The Global Plan of Action on Public Health, Innovation and Intellectual Property (GSPOA) was carefully negotiated at the World Health Organization (WHO). We urge Member States and the WHO to focus on areas of consensus in the GSPOA, and to prioritize policies that will promote access to medicines while also strengthening the global innovation system. Also, Member States and the WHO should intensify its trilateral cooperation with WIPO and WTO to foster a better understanding of the linkage between public health and intellectual property policies.
“Sexual and reproductive health, and reproductive rights” is a term that has accumulated connotations that inaccurately promote abortion or a right to abortion. As affirmed in the Geneva Consensus Declaration by countries representing every region of the globe, each nation has the sovereign right to implement related programs and activities consistent with their laws and policies, without external pressure or interference. We fully support the provision of quality health care to women and girls around the world without promoting abortion.
The UN must respect the independent mandates of other processes and institutions, including trade negotiations, and must not involve itself in decisions and actions in other forums, including at the WTO.
The United States welcomes the human rights references in this text, but it is regrettable that the final text does not contain even one mention of human rights defenders. Additionally, the United States works to counter racial discrimination, xenophobia, and all other forms of intolerance. Rather than seeking restrictions on expression as a means of addressing intolerance or hate speech, the United States advocates for robust protections for speech, as well as the enforcement of appropriate legal regimes that deal with discriminatory acts and hate crimes.
Lastly, with regard to this resolution’s references to the 2030 Agenda for Sustainable Development and the Sendai Framework, we addressed our concerns in our General Statement delivered on November 18, 2020.
In spite of the litany of issues we raised, we thank the core group for their work on this year’s resolution. We continue to be concerned, however, by the lack of inclusivity inherent in the drafting and consultation of this resolution. This year we note that the procedure was particularly rushed and seemed to favor a specific adoption date rather than being a properly negotiated text. We would strongly encourage reflection by core group members, and particularly next year’s chair, on more appropriate timelines that allow for truly meaningful consultation with the wider UN membership, both in New York and Geneva. For example, we recommend taking advantage of this being a General Assembly resolution to begin negotiations in early December, so as to avoid overlap with the adoptions of 2C and 3C, and to provide adequate time for meaningful negotiation, rather than to be tied to a fixed date of adoption. In the context of COVID-19, the stakes are too high for this resolution not to reflect important aspects of the international response or the voices of all UN member states. This, of course, will continue to be the case in 2021, and we look forward to improved working methods next year and in the years to come.

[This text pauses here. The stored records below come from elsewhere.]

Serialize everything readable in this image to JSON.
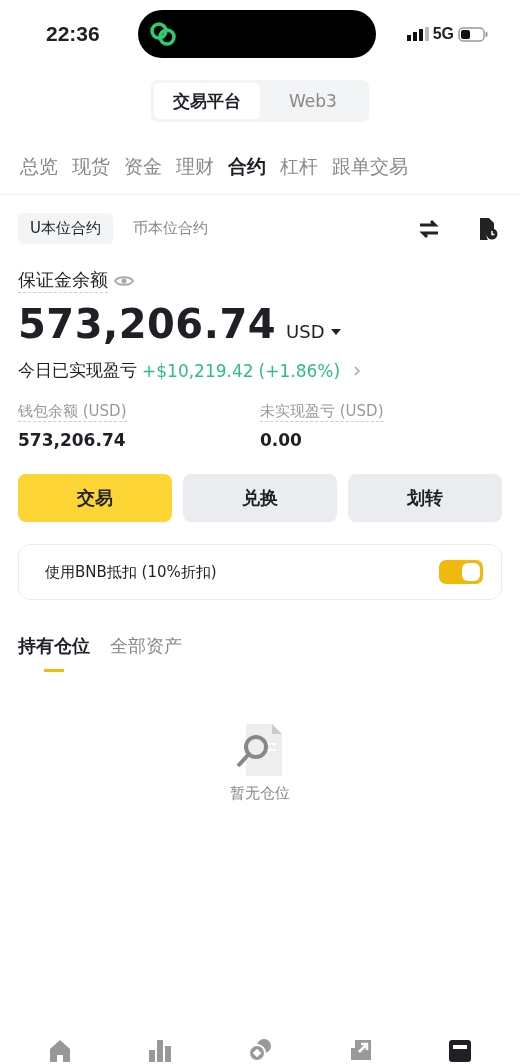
{
  "status_bar": {
    "time": "22:36",
    "network": "5G"
  },
  "platform_tabs": [
    {
      "label": "交易平台",
      "selected": true
    },
    {
      "label": "Web3",
      "selected": false
    }
  ],
  "section_tabs": [
    {
      "label": "总览",
      "selected": false
    },
    {
      "label": "现货",
      "selected": false
    },
    {
      "label": "资金",
      "selected": false
    },
    {
      "label": "理财",
      "selected": false
    },
    {
      "label": "合约",
      "selected": true
    },
    {
      "label": "杠杆",
      "selected": false
    },
    {
      "label": "跟单交易",
      "selected": false
    }
  ],
  "contract_tabs": [
    {
      "label": "U本位合约",
      "selected": true
    },
    {
      "label": "币本位合约",
      "selected": false
    }
  ],
  "margin": {
    "label": "保证金余额",
    "amount": "573,206.74",
    "currency": "USD",
    "pnl_label": "今日已实现盈亏",
    "pnl_value": "+$10,219.42",
    "pnl_percent": "(+1.86%)"
  },
  "stats": [
    {
      "label": "钱包余额 (USD)",
      "value": "573,206.74"
    },
    {
      "label": "未实现盈亏 (USD)",
      "value": "0.00"
    }
  ],
  "actions": [
    {
      "label": "交易",
      "kind": "primary"
    },
    {
      "label": "兑换",
      "kind": "secondary"
    },
    {
      "label": "划转",
      "kind": "secondary"
    }
  ],
  "bnb_toggle": {
    "label": "使用BNB抵扣 (10%折扣)",
    "on": true
  },
  "position_tabs": [
    {
      "label": "持有仓位",
      "selected": true
    },
    {
      "label": "全部资产",
      "selected": false
    }
  ],
  "empty_state": {
    "text": "暂无仓位"
  },
  "bottom_nav": [
    {
      "kind": "home",
      "selected": false
    },
    {
      "kind": "markets",
      "selected": false
    },
    {
      "kind": "trade",
      "selected": false
    },
    {
      "kind": "futures",
      "selected": false
    },
    {
      "kind": "wallet",
      "selected": true
    }
  ]
}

While I speak on behalf of the United States, I know we are not alone in our concerns about the need to urgently address fundamental questions about the origin and spread of COVID-19. We strongly urge all parties involved to commit to greater transparency and progress in the origins investigation.
Now in relation to the resolution on the UN Decade for Healthy Ageing, the United States is pleased to join consensus on this resolution. We would like to thank Chile and Japan for their constructive process throughout the negotiations.
We would like to note that the United States submitted a notice of withdrawal from the World Health Organization, which will become effective on July 6, 2021. As such, we dissociate from references to the World Health Organization in OP4.
With regard to this resolution’s references to the 2030 Agenda for Sustainable Development, we addressed our concerns in our General Statement delivered on November 18, 2020.